I RAISS DAVANTI ALLA TV L’ ULTIMO CANTO DEL GALLO
giovedì 20 ottobre 2005 La Stampa 0 commenti
Fiamma Nirenstein
LE voci e le immagini rotte continuamente da problemi tecnici televisivi
davvero troppo stravaganti per l’ importanza del momento, la qualità
dell’ immagine sfilacciata, Saddam Hussein, e il giudicie Rizgar Mohammed
Amin, col coro greco dei sette coimputati di Saddam e dei cinque giudici
colleghi di Rizgar, hanno messo in scena uno fra i più importanti drammi
mondiali sul polveroso scenario del Medio Oriente.
Chi non l’ ha guardato avidamente, in Siria, Egitto, Arabia Saudita, Iran,
Israele? Chi non vi ha letto i segni del proprio stesso destino? Chi non ha
soppesato lo sdegnoso atteggiamento del tiranno deposto, interrogandosi
sulla spocchia ostentata, se risponda a uno stato d’ animo autentico e,
peggio, a una reale speranza di tornare a imporre il dominio baathista, o se
sia stato solo l’ ultimo canto del gallo; chi non ha scrutato Amin,
verificando nei suoi occhi la paura di essere trucidato per strada da una
missile terra-terra o da sicari armati di kalashnikov, e trovando invece sul
bel viso ornato da baffi curdi una quieta, eroica fiducia nella legge?
Agli occhi mediorientali, a povera messinscena è un serio errore degli
organizzatori; qui si acconciano le proprie ricorrenze storiche con la pompa
e la formalità dovuta, è strano che gli americani e il governo dell’ Iraq non
abbiano cercato di evitare l’ aria di paura che si leggeva nella miseria
della presentazione tv. L’ evento avrebbe dovuto essere, riguardando un
tiranno che ha ucciso centinaia di migliaia dei suoi cittadini, molto più
simbolico nella forma. D’ altra parte però , Saddam nel box bianco come una
gabbia per polli o come il lettino di un bebè , identico a quelli approntati
per i suoi uomini, quelli che tremavano a ogni sua parola, fa intravedere a
ogni rais la possibilità di dovere un giorno rendere conto delle
persecuzioni delle minoranze, della promozione del terrorismo, delle stragi
perpetrate.
Assad deve aver ricordato, fra l’ altro, quella di Hama compiuta da suo padre
e deve aver pensato con un brivido alle accuse attuali contro il suo governo
di sostenere il terrore e di aver ucciso Rafik Hariri, le memorie del
Settembre Nero di re Hussein devono aver rannuvolato il totalmente innocente
giovane Abdullah di Giordania che pure cerca un’ emancipazione democratica;
anche i sovrani sauditi e Mubarak di Egitto e gli Ajatollah iraniani, e
Gheddafi, e gli altri, devono aver pensato ai decenni di imprigionamenti e
di torture contro i dissidenti e probabilmente hanno tremato.

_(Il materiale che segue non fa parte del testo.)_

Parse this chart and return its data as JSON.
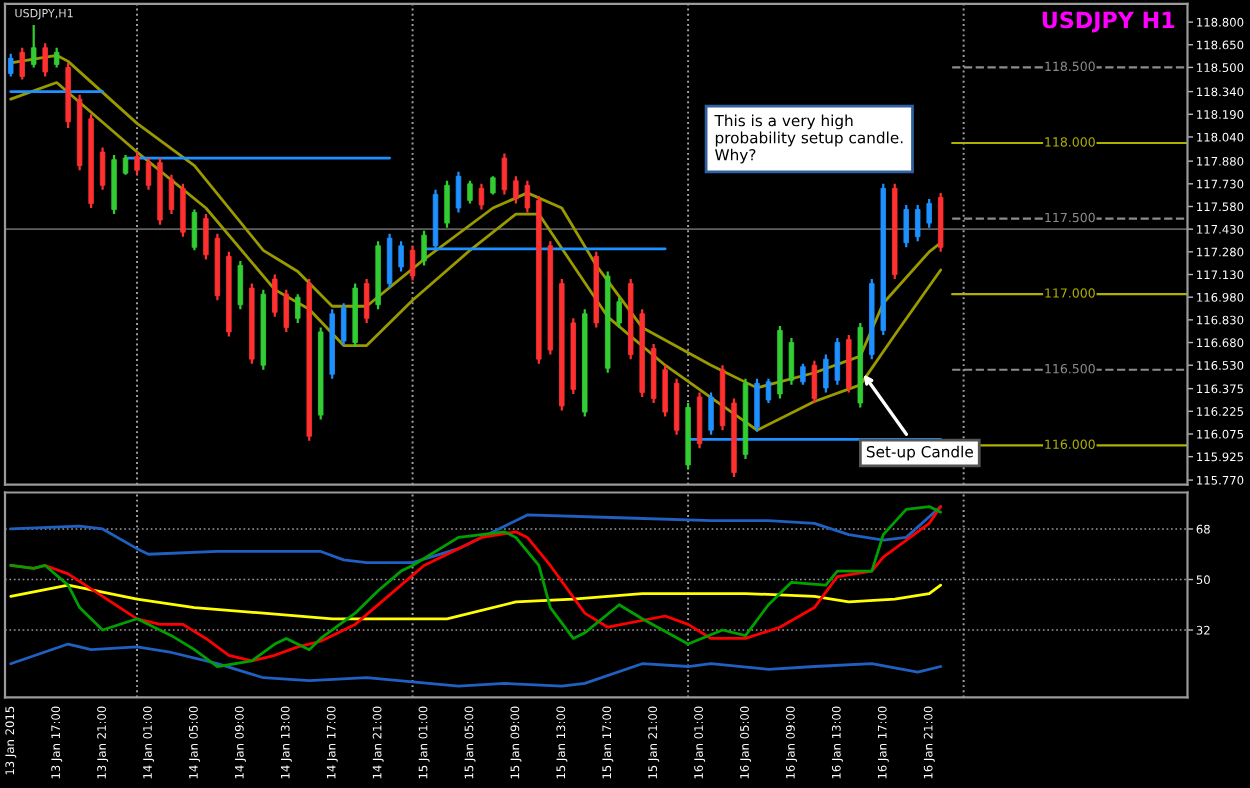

Il messaggio del processo di Saddam sarà certo accompagnato da molte,
estenuanti discussioni che proseguiranno un tempo infinito quanto lo sarà
quello dell’ assemblamento, una a una, delle prove di tutte le imprese del
deposto dittatore sunnita; ma anche se molti ripeteranno che si tratta di un
processo illegittimo i cui fili sono tirati dagli americani il significato
basilare è uno: è giunto il tempo della responsabilità e forse della
libertà , persino nel Medio Oriente.